Flow Layout Mode
- 2 minutes to read
In Flow Layout Mode, widgets are not held in any kind of containers like stack groups in Stack Layout Mode or columns and rows in Table Layout Mode. Instead, each successive widget follows the previous widget, forming a column or row according to the selected direction. The figure below illustrates a WidgetView with the Flow Layout Mode applied.
To apply this mode, set the WidgetView.LayoutMode to FlowLayout. All settings for this layout mode are stored in the WidgetView.FlowLayoutProperties section that provides access to the following properties.
- FlowLayoutProperties.FlowDirection - allows you to choose one of four possible directions (RightToLeft, LeftToRight, BottomUp, TopDown), based on which the View will arrange its widgets.

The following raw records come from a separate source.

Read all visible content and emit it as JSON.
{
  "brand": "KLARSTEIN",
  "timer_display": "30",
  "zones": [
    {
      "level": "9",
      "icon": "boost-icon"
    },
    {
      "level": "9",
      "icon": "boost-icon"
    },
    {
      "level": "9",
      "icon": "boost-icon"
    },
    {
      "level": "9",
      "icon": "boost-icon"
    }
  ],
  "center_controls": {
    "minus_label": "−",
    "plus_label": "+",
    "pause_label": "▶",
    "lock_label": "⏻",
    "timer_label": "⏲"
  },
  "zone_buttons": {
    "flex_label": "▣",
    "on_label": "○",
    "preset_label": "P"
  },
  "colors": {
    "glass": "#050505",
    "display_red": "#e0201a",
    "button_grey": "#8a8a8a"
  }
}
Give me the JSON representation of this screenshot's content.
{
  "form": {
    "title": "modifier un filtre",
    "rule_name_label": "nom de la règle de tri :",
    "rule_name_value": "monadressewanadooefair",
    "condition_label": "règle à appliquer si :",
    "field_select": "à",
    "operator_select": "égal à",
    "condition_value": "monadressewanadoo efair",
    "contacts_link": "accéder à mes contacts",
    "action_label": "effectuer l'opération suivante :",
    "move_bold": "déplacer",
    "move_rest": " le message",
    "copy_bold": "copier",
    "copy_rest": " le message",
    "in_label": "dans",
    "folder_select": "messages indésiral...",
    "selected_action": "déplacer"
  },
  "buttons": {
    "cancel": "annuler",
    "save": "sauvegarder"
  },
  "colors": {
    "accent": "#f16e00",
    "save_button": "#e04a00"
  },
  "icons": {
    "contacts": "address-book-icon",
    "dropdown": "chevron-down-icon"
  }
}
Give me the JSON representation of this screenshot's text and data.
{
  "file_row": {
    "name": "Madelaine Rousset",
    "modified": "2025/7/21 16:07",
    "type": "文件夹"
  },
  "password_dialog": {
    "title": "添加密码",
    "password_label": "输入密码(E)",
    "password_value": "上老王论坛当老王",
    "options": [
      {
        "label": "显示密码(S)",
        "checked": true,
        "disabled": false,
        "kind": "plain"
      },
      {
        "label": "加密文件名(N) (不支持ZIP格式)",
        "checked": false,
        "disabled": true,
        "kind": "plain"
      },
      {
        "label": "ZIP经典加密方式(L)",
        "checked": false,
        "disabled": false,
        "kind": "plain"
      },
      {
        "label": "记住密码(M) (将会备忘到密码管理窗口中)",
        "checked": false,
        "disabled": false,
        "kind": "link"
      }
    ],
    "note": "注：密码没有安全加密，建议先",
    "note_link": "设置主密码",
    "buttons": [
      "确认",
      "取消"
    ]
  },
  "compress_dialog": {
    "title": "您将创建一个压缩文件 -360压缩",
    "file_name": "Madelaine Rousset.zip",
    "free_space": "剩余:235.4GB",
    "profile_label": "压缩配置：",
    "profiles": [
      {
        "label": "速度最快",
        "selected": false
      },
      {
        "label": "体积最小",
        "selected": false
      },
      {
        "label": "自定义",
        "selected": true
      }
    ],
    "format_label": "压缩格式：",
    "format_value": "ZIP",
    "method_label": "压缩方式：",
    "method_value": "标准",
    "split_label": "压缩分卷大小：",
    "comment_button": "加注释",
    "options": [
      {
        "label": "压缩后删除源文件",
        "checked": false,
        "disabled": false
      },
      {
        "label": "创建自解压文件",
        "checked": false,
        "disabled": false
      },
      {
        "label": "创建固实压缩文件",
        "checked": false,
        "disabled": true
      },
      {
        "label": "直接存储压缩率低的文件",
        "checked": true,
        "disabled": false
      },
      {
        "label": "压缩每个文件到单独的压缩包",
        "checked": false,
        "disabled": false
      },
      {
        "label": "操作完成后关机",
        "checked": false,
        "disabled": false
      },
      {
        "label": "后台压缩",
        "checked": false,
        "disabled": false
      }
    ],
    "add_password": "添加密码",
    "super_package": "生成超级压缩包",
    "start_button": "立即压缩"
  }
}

- FlowLayoutProperties.FlowLayoutItems - stores all widgets displayed within this mode. This collection differs from the BaseView.Documents collection that keeps all documents owned by this View. The FlowLayoutItems collection stores only those documents that are currently displayed within this flow layout mode View. Secondly, all documents within this collection are stored in the same order as they appear at runtime. Re-arranging widgets will modify their order within the FlowLayoutItems collection.
- FlowLayoutProperties.ItemDragMode - allows you to choose between Move and Swap drag modes. In Move mode, the document being dragged can be placed before or after any widget, causing the previous widgets to slide one step forward or back respectively. In Swap mode, the dragged widget can be dropped upon another widget to make these widgets swap their positions.
- FlowLayoutProperties.WrapContent - gets or sets whether the View content should be wrapped. Widgets follow each other in a specific direction until they reach the View’s border. If content wrapping is enabled, the next widget will start a new column or row. Otherwise, if the WrapContent property equals false, widgets will continue following each other even if this means some of them are placed outside the View’s borders (and as a result, outside of the end-user’s sight).